Smoky harmonies and cloudy melodic verses come cascading down on us from above in “All Is Well.” A similar sonic volley follows the lead of a tortured vocal in “Shadows in the Room.” Tommy Emanuel stops in for some collaborative swinging in a patient “That’d Be You.” The rhythm is saturated in sweet suffering of a uniquely American variety in “Till I Get Home,” and for as optimistic a tune as “If It Wasn’t for a Song” feels from a distance, its lyrics feel just as heavy as those we find in the enigmatic “Coal Fed Train.” “Free Again” gets a little help from Shenandoah, but even though he rides solo in “Angels Watching over Me,” “When the Train Comes,” “Chain Gang” and “She Broke My Heart in Spanish,” Billy Droze is always at the eye of a harmonious hurricane no matter where we look in his latest release, the appropriately-title studio album Renaissance. In tracks like Renaissance’s “Shackled and Bound,” Billy Droze reminds bluegrass fans of why the genre has remained as alluring as ever through the 2010’s while sticking to a relatively conservative songwriting template, and though it’s possible that this isn’t his most profound collection of recordings to date, it’s certainly an LP you should hear before the year is out.
You can tell that there’s an emotional investment in every word Droze is singing to us in Renaissance right from the get-go in the tracklist, and though I wouldn’t be the first to point out how angular a lot of the narratives are here, I don’t think this album goes without a certain continuity to its content. One thing that struck me as being particularly forward-thinking was the flow of the music; from where we start off in “Coal Fed Train,” it’s really easy to allow one song to spill into the next while never actually realizing just how deep into the LP we’re getting.
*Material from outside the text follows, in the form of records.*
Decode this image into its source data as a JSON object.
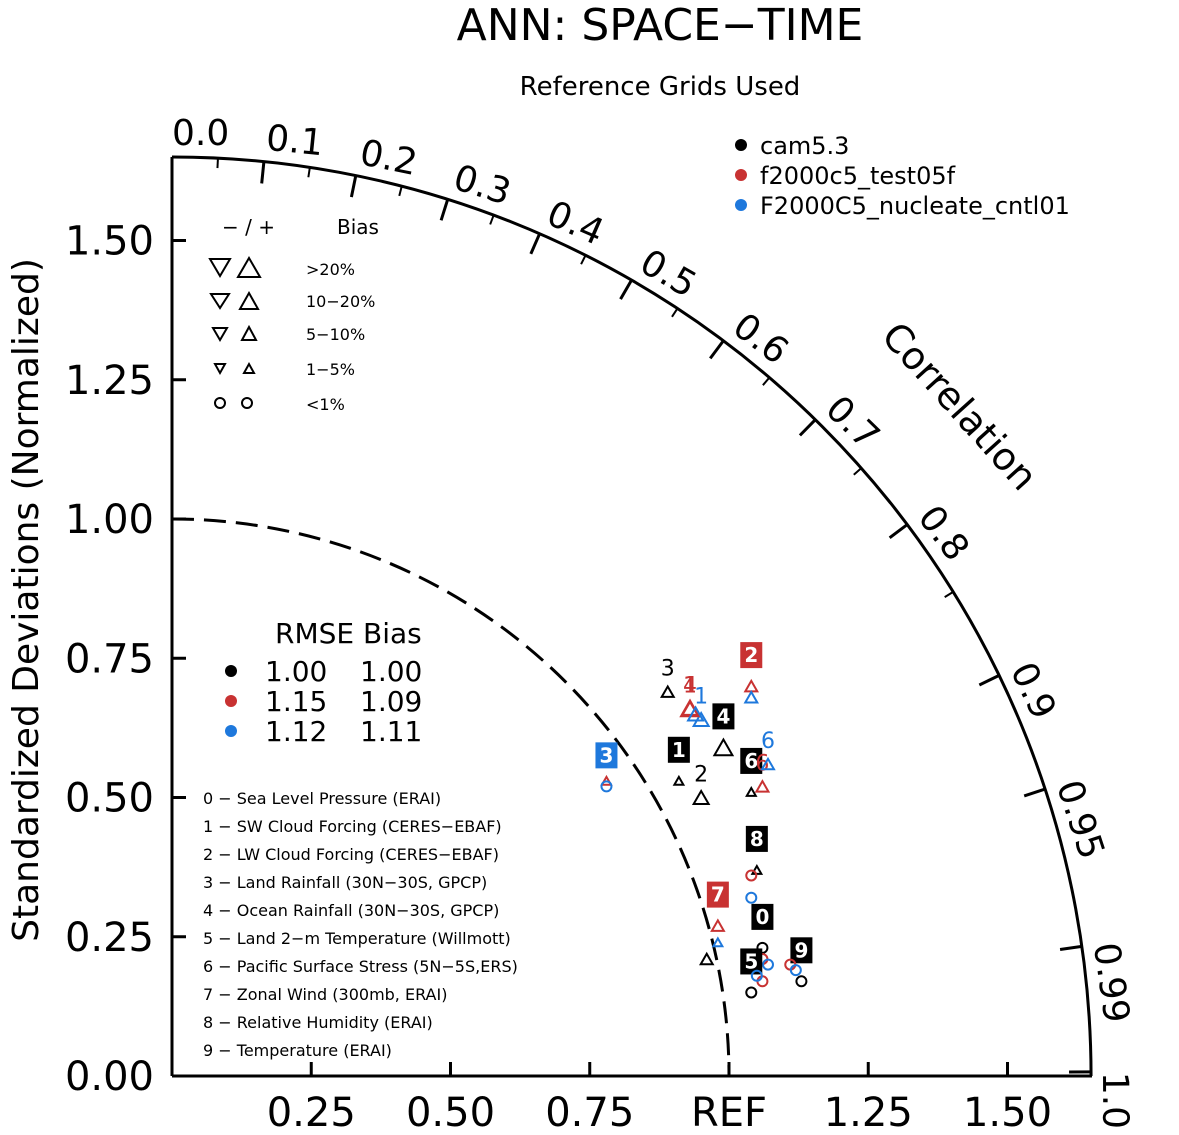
{
  "chart_data": {
    "type": "taylor",
    "title": "ANN: SPACE−TIME",
    "subtitle": "Reference Grids Used",
    "ylabel": "Standardized Deviations (Normalized)",
    "arc_label": "Correlation",
    "std_max": 1.65,
    "y_ticks": [
      "0.00",
      "0.25",
      "0.50",
      "0.75",
      "1.00",
      "1.25",
      "1.50"
    ],
    "x_ticks": [
      "0.25",
      "0.50",
      "0.75",
      "REF",
      "1.25",
      "1.50"
    ],
    "correlation_labels": [
      "0.0",
      "0.1",
      "0.2",
      "0.3",
      "0.4",
      "0.5",
      "0.6",
      "0.7",
      "0.8",
      "0.9",
      "0.95",
      "0.99",
      "1.0"
    ],
    "cases": [
      {
        "name": "cam5.3",
        "color": "#000000",
        "rmse": "1.00",
        "bias": "1.00"
      },
      {
        "name": "f2000c5_test05f",
        "color": "#c83232",
        "rmse": "1.15",
        "bias": "1.09"
      },
      {
        "name": "F2000C5_nucleate_cntl01",
        "color": "#1e78dc",
        "rmse": "1.12",
        "bias": "1.11"
      }
    ],
    "rmse_table": {
      "heading_rmse": "RMSE",
      "heading_bias": "Bias"
    },
    "bias_legend": {
      "heading_sign": "− / +",
      "heading_bias": "Bias",
      "rows": [
        ">20%",
        "10−20%",
        "5−10%",
        "1−5%",
        "<1%"
      ]
    },
    "variables": [
      "0 − Sea Level Pressure (ERAI)",
      "1 − SW Cloud Forcing (CERES−EBAF)",
      "2 − LW Cloud Forcing (CERES−EBAF)",
      "3 − Land Rainfall (30N−30S, GPCP)",
      "4 − Ocean Rainfall (30N−30S, GPCP)",
      "5 − Land 2−m Temperature (Willmott)",
      "6 − Pacific Surface Stress (5N−5S,ERS)",
      "7 − Zonal Wind (300mb, ERAI)",
      "8 − Relative Humidity (ERAI)",
      "9 − Temperature (ERAI)"
    ],
    "points": [
      {
        "case": 0,
        "id": "0",
        "x": 1.06,
        "y": 0.23,
        "marker": "circle",
        "label": "box"
      },
      {
        "case": 1,
        "id": "0",
        "x": 1.06,
        "y": 0.21,
        "marker": "circle"
      },
      {
        "case": 2,
        "id": "0",
        "x": 1.07,
        "y": 0.2,
        "marker": "circle"
      },
      {
        "case": 0,
        "id": "1",
        "x": 0.91,
        "y": 0.53,
        "marker": "up",
        "size": 1,
        "label": "box"
      },
      {
        "case": 1,
        "id": "1",
        "x": 0.93,
        "y": 0.66,
        "marker": "up",
        "size": 3,
        "label": "text"
      },
      {
        "case": 2,
        "id": "1",
        "x": 0.95,
        "y": 0.64,
        "marker": "up",
        "size": 3,
        "label": "text"
      },
      {
        "case": 0,
        "id": "2",
        "x": 0.95,
        "y": 0.5,
        "marker": "up",
        "size": 3,
        "label": "text"
      },
      {
        "case": 1,
        "id": "2",
        "x": 1.04,
        "y": 0.7,
        "marker": "up",
        "size": 2,
        "label": "box"
      },
      {
        "case": 2,
        "id": "2",
        "x": 1.04,
        "y": 0.68,
        "marker": "up",
        "size": 2
      },
      {
        "case": 0,
        "id": "3",
        "x": 0.89,
        "y": 0.69,
        "marker": "up",
        "size": 2,
        "label": "text"
      },
      {
        "case": 1,
        "id": "3",
        "x": 0.78,
        "y": 0.53,
        "marker": "up",
        "size": 1
      },
      {
        "case": 2,
        "id": "3",
        "x": 0.78,
        "y": 0.52,
        "marker": "circle",
        "label": "box"
      },
      {
        "case": 0,
        "id": "4",
        "x": 0.99,
        "y": 0.59,
        "marker": "up",
        "size": 4,
        "label": "box"
      },
      {
        "case": 1,
        "id": "4",
        "x": 0.93,
        "y": 0.66,
        "marker": "up",
        "size": 4,
        "label": "text"
      },
      {
        "case": 2,
        "id": "4",
        "x": 0.94,
        "y": 0.65,
        "marker": "up",
        "size": 3
      },
      {
        "case": 0,
        "id": "5",
        "x": 1.04,
        "y": 0.15,
        "marker": "circle",
        "label": "box"
      },
      {
        "case": 1,
        "id": "5",
        "x": 1.06,
        "y": 0.17,
        "marker": "circle"
      },
      {
        "case": 2,
        "id": "5",
        "x": 1.05,
        "y": 0.18,
        "marker": "circle"
      },
      {
        "case": 0,
        "id": "6",
        "x": 1.04,
        "y": 0.51,
        "marker": "up",
        "size": 1,
        "label": "box"
      },
      {
        "case": 1,
        "id": "6",
        "x": 1.06,
        "y": 0.52,
        "marker": "up",
        "size": 2,
        "label": "text"
      },
      {
        "case": 2,
        "id": "6",
        "x": 1.07,
        "y": 0.56,
        "marker": "up",
        "size": 2,
        "label": "text"
      },
      {
        "case": 0,
        "id": "7",
        "x": 0.96,
        "y": 0.21,
        "marker": "up",
        "size": 2
      },
      {
        "case": 1,
        "id": "7",
        "x": 0.98,
        "y": 0.27,
        "marker": "up",
        "size": 2,
        "label": "box"
      },
      {
        "case": 2,
        "id": "7",
        "x": 0.98,
        "y": 0.24,
        "marker": "up",
        "size": 1
      },
      {
        "case": 0,
        "id": "8",
        "x": 1.05,
        "y": 0.37,
        "marker": "up",
        "size": 1,
        "label": "box"
      },
      {
        "case": 1,
        "id": "8",
        "x": 1.04,
        "y": 0.36,
        "marker": "circle"
      },
      {
        "case": 2,
        "id": "8",
        "x": 1.04,
        "y": 0.32,
        "marker": "circle"
      },
      {
        "case": 0,
        "id": "9",
        "x": 1.13,
        "y": 0.17,
        "marker": "circle",
        "label": "box"
      },
      {
        "case": 1,
        "id": "9",
        "x": 1.11,
        "y": 0.2,
        "marker": "circle"
      },
      {
        "case": 2,
        "id": "9",
        "x": 1.12,
        "y": 0.19,
        "marker": "circle"
      }
    ]
  }
}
Droze’s humble self-awareness is a common theme in tracks like “Shadows in the Room,” “If It Wasn’t for a Song” and “Shackled and Bound,” and although he comes dangerously close to self-indulgence towards the end of the record, I can’t say with any genuine conviction that he ever crosses the line on this occasion. He’s got a great chemistry with his backing band, but more noticeable than that, he seems to be perfectly fine with his vocal skills dominating the big picture no matter what sort of thunder the players behind him are producing.
Renaissance is an album that certainly lives up to its name, and I myself see it as a potential turning point in the eventful career that Billy Droze has had in the 2010’s. This is probably the most mainstream we’ve ever heard him, and though he’s not at all abandoning the bluegrass ethos that got him started in this LP, he’s definitely moving towards a sound that incorporates more from Heartland-style country and folk music (which, to be fair, isn’t necessarily a bad thing by most critical measurements). I’m curious to see what he does next, but at the very least, Renaissance is an interesting statement piece and a credible acquisition for any bluegrass addict.